I am the director of the long-term research program, “The Beringa Bioarchaeology and Archaeology Project” in the Majes valley which lies in the Department of Arequipa. I have been directing that project since 2001, for which we recovered at least 150 individuals from this Wari-affiliated site, including intact mummies and partially complete skeletons. Ongoing stable isotope analyses of this population, in conjuction with mortuary and osteological data are providing a much needed view of life in the southern hinterland of the Wari domain.

I am also the Project Bioarchaeologist for collaborative projects with William Isbell, Anita Cook, and Barbara Wolff at the sites of Conchopata and Huari– important Wari imperial sites located near the city of Ayacucho. My osteological analysis of the approximately 330 burials—only some of which are complete— has provided the basis for documenting health status and mortuary rituals in the Wari imperial heartland. We continue to conduct stable isotope analyses of this mortuary population to better understand changes in diet and nutrition from the early to late phases of Wari imperial rule and to the time of Wari decline. Those studies are particularly focused on gender-based differences in diet and how those change through time. My collaborators and I are also conducting the ancient epigenetic analysis of these Wari era populations in comparison to the post-Wari populations (see above).

Tiffiny tung with two other researchers are using brushes on a skeleton covered in dirt and surrounded by rocks.
Excavating an adult male burial from under the floor of an early colonial chapel at the site of Malata in the Colca Valley in the Department of Arequipa. (Photo by S. Wernke)

My interests in early forms of imperialism extend into the early Spanish colonial era in Peru, where I collaborate with Dr. Steve Wernke, director of the “Tuti Antiguo Archaeological Project” in the Colca valley of southern highland Peru (Department of Arequipa). I am the Project Bioarchaeologist, and I oversaw the excavation and analysis of human burials from two major sectors at the site of Malata: 1) the Late Horizon (Inka era, AD 1450 – 1532) burial towers (chullpas) located at the eastern edge of the site and 2) the early colonial Spanish chapel where individuals were interred under the chapel floor. Analysis of these human remains ties into my broader interests in the biocultural effects of imperialism and colonialism, for this local Collagua ethnic group was first conquered by the Inka, and shortly thereafter, by the Spanish.

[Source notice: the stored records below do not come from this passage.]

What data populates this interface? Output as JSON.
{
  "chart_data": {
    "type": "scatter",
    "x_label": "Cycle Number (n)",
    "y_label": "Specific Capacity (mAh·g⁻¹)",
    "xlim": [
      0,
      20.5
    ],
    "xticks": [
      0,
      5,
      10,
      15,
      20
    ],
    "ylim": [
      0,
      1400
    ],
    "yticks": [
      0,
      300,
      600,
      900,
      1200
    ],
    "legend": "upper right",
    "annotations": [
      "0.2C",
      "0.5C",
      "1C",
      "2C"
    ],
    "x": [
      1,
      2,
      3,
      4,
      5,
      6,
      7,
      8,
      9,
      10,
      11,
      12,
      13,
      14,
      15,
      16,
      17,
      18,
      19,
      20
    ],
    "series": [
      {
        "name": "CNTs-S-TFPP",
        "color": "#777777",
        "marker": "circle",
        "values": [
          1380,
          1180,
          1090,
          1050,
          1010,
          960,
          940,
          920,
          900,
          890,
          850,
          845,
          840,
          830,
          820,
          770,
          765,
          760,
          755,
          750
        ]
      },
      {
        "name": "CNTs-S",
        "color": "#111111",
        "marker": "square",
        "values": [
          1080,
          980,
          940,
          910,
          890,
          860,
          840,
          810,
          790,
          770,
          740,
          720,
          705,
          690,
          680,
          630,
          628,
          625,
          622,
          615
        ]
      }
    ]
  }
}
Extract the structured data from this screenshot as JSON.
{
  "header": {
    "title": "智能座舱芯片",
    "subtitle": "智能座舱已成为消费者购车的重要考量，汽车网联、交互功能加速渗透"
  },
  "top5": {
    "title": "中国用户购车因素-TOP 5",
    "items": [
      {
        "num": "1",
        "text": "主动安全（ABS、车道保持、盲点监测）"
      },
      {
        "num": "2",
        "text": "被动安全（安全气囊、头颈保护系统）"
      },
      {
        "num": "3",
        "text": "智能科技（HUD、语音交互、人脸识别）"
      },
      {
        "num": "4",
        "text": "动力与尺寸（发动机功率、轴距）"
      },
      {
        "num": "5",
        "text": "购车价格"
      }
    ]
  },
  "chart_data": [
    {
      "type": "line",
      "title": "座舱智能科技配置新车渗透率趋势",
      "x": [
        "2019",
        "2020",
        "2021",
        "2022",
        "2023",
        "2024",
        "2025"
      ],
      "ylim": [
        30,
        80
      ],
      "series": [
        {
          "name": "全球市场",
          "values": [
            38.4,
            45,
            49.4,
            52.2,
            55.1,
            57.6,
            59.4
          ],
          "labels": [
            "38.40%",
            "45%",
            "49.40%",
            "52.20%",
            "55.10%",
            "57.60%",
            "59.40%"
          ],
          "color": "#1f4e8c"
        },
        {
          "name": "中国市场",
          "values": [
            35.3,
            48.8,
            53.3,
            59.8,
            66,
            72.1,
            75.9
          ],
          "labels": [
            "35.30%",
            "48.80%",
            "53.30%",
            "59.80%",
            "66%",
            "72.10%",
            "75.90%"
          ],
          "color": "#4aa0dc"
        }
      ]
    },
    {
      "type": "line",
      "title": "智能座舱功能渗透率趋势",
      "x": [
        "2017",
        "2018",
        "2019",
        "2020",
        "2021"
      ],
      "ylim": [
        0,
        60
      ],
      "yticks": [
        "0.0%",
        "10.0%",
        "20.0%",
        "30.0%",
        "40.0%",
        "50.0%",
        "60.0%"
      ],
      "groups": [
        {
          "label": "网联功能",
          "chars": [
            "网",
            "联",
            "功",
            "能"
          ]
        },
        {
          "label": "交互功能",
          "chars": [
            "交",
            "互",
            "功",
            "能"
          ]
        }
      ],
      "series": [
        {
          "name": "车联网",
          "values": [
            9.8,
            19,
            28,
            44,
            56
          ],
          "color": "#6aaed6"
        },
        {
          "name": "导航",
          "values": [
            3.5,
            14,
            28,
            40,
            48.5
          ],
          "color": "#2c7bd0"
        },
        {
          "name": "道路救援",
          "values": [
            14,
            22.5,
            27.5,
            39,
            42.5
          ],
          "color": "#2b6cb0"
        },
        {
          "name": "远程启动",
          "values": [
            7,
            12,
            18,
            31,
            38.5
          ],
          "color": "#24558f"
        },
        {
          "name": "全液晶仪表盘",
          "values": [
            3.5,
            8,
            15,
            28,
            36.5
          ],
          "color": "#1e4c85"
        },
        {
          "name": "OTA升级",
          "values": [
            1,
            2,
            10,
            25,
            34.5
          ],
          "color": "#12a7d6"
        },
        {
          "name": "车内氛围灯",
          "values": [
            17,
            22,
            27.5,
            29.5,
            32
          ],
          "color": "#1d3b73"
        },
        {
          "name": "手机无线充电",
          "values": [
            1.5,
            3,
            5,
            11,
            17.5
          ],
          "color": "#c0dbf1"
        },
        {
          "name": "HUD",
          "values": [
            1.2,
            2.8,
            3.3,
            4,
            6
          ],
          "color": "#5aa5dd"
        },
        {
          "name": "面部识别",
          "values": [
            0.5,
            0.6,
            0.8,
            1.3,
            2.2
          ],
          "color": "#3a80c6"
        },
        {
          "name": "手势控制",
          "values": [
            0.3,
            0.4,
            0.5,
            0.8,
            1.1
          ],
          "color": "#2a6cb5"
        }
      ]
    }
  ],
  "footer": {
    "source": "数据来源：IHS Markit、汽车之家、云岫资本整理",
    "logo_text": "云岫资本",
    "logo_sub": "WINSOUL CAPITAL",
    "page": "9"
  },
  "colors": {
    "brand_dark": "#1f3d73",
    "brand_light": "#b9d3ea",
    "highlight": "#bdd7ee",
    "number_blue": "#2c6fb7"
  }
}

With support from the Wenner Gren Foundation for Anthropological Research (2019 – 2021), I am conducting an important study of the enslaved community that was buried without any grave markers at the former Grassmere Plantation in Nashville, Tennessee. This area is now the Nashville Zoo. In collaboration with the CRM firm, TRC Solutions, the Historic Site Manager at the Nashville Zoo (Tori Mason), and Dr. Shannon Hodges of MTSU, we have been working to reconstruct the life experiences of those individuals who were omitted from the written records at the plantation. I am directing the Vanderbilt research team in the Bioarchaeology and Stable Isotope Research Lab (BSIRL), which is using stable oxygen isotope analysis (and strontium isotope analysis in collaboration with Dr. John Krigbaum at Univ. of Florida) to examine whether the people buried there were from the local Nashville area or were forced to move to the Grassmere Plantation later in their lives. Further, the BSIRL team is conducting stable carbon and nitrogen isotope analyses to aid in reconstructing the diet and foodways of the enslaved community, revealing the ways that oppressive slaveholders diminished health through (mal)nutrition, while also showing the creative ways that enslaved peoples resisted those structures of violence and generated new forms of cultural expression through cuisine. The individuals were reburied in a ceremony (see photo below) organized by the curators at the Grassmere Historic Home and in consultation with the descendants of the last known African American family (the Morton Family) who resided there.

There is a small rectangular stone wall with headstones inside the barrier. There is a plaque that says "Here lies 20 unknown individuals who lived and worked on this property, reinterred with reverence at this site on the 12th day of June, 2014" next to a wreath with orange and yellow flowers.